The Man Who Ate Everything, From Cats To Human Corpses (And Possibly A Child)

Saturn devours his son. Image Credit: Francisco de Goya y Lucientes via Wikimedia Commons (CC by 4.0)

There are few stories from history as strange as that of Tarrare, a man with such an appetite that people couldn't leave him in a room with a cat or a puppy for fear of what he might do.

Tarrare was a French soldier turned showman, who likely had an unusual medical condition. Born in Lyon around 1772, from an early age he needed to eat copious amounts of food. In his teenage years, the London Medical and Physical Journal records, he could already eat a quarter of a bullock in a single day.

With his parents unable to provide him with the sheer amount of food he required, he was kicked out of his home and forced to beg and steal food – until he realized he could turn his unusual eating habit into a show, and became the warm-up act for a traveling show. In order to draw in a crowd, he would challenge the public to try and satisfy his hunger.
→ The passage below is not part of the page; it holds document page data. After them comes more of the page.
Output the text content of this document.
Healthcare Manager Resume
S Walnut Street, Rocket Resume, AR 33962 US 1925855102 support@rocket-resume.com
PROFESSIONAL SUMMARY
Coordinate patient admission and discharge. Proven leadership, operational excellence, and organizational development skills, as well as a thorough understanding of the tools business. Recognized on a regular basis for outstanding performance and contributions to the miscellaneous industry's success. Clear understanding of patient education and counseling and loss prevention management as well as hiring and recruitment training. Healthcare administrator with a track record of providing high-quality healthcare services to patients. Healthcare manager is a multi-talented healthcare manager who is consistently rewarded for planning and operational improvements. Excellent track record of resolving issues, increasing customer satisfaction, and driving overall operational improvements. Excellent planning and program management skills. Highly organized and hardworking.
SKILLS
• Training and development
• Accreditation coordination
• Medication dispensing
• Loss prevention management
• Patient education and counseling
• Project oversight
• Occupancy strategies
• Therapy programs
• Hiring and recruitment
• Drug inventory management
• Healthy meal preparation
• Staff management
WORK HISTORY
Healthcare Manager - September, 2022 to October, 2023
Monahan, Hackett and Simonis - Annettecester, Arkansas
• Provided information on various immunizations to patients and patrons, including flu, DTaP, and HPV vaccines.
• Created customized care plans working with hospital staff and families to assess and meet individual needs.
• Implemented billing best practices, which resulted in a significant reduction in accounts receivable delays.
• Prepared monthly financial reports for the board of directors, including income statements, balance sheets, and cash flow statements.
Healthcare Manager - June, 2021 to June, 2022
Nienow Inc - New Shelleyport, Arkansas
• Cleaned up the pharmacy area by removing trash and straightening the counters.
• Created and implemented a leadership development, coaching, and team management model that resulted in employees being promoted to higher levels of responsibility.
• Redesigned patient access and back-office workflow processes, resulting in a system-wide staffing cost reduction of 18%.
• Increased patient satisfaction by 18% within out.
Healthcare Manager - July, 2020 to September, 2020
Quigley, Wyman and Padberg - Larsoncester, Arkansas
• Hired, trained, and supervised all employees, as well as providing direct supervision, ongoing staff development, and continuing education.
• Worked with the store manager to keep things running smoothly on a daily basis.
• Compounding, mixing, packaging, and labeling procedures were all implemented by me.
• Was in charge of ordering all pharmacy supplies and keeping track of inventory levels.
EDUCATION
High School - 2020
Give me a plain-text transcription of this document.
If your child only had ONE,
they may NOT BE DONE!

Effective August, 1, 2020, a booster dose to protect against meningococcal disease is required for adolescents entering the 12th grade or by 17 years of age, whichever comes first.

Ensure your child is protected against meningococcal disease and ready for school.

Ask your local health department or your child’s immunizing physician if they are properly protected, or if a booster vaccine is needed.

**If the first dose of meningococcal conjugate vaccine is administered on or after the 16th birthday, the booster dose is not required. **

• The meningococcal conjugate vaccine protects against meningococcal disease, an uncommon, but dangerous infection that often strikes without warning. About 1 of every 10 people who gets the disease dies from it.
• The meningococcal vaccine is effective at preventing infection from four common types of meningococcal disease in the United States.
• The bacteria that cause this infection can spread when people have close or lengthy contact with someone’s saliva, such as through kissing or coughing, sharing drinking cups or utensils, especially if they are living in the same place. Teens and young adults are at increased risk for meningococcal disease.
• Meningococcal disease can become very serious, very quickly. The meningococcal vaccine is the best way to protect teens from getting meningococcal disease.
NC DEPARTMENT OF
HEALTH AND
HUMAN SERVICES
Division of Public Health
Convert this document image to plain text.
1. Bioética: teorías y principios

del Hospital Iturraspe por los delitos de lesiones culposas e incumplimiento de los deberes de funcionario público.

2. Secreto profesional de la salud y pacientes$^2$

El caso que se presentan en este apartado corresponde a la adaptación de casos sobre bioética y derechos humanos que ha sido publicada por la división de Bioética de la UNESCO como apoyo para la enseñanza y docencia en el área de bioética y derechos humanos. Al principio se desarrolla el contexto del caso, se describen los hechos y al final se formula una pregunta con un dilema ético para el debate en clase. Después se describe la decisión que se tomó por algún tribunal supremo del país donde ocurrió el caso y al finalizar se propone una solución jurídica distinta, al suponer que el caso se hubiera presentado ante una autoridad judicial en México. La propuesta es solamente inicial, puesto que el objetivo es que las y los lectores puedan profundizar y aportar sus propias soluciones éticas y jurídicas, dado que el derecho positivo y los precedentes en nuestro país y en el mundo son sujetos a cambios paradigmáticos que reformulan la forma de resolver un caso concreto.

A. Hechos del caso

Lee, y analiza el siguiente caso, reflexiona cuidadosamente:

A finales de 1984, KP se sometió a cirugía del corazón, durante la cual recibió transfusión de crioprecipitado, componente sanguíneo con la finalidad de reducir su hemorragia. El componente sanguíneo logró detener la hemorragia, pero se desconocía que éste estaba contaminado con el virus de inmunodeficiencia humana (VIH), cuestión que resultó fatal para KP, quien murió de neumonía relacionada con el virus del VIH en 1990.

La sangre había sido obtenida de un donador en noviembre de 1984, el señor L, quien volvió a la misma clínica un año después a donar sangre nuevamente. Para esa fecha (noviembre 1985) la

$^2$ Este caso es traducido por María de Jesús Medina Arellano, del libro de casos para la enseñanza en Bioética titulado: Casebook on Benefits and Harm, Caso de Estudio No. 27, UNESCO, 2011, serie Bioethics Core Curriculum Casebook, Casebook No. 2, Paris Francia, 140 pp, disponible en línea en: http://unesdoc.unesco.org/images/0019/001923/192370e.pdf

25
They would give him piles of food and regular objects that he would treat as food, in a misguided attempt to fill him up. 

Though he preferred to eat snakes when it wasn't showtime, in one show he ate flint and cork as well as a pannier-full of apples, like an absolute professional. 

Like many people today, he ended up taking his work home with him and often found himself devouring entire animals in one sitting. The chief physician of the army once watched as he grabbed a live cat and disemboweled it using his teeth, before consuming the whole thing – first drinking the blood as a sort of soup starter, before moving on to the flesh. He vomited out the fur shortly afterward, but this didn't stop him from going on to eat puppies and dogs. He also ate an eel by first crushing its head with his teeth, before eating the body without chewing.

Despite this, he only weighed around 45 kilograms (100 pounds). His appetite was not gluttony or food addiction, but a medical problem. Upon joining the French Revolutionary Army, he was limited to army rations, and ended up performing tasks for other soldiers in exchange for their rations – otherwise rooting through dungheaps and garbage for scraps.

He fell ill of "famine" and was taken to a military hospital in Soultz. Here, he ate quadruple ration portions – but still was found scrounging scraps from others, and in the garbage for more.

The military decided to put his talent to use, giving him a wooden box to eat with a piece of paper concealed inside. When it came out the other end, the paper was still intact, and so they gave him thirty pounds of raw liver as a reward before attempting to use him to pass messages to prisoners. He was given a letter inside a box to swallow, before being into enemy territory. He was captured and flogged, pooping out the message before eating it one more time so that the enemy wouldn't know of the message.

Doctors tried to cure him of his ailment (in a time where that meant giving him opium and tobacco) but to no avail (see previous brackets). He ate boiled eggs in insane numbers in an attempt to suppress his appetite without success. His hunger grew, and the hospital would find him drinking the blood of other patients who had been bled as part of their medical care. He could also be found in the dead room, consuming the corpses therein.

When a 14-month-old child at the hospital disappeared, suspicion naturally turned to the man who would devour dead bodies, cats, dogs, eels, snakes and wash them all down with the blood of inpatients, and so he was forced out of the hospital. It was never proven that he ate the child – his M.O. was to wait until humans were dead, despite eating live animals – but it's easy to see why they wanted to be on the safe side.

Tarrare's life was not a long one. Four years after being kicked out of the hospital, he became bedridden, ending up in another hospital around 26 years old. He believed the cause of his distress was a golden fork that he had swallowed some years earlier, but doctors diagnosed him with advanced tuberculosis. Soon afterward, he started to have continuous diarrhea and died shortly thereafter.

This gave doctors the chance to examine his condition from the inside. They found his body became "a prey to [a] horrible corruption", rotted quickly, and inside his entrails were "putrefied, confounded together, and immersed in pus." His esophagus was recorded as being able to fit a cylinder a foot in circumference with ease. The golden fork was not in his body.

Though people have speculated that he suffered from polyphagia – essentially extreme hunger – it's not known to this day what caused this man's hunger to be so extreme that when a toddler went missing, they just assumed that he was the culprit.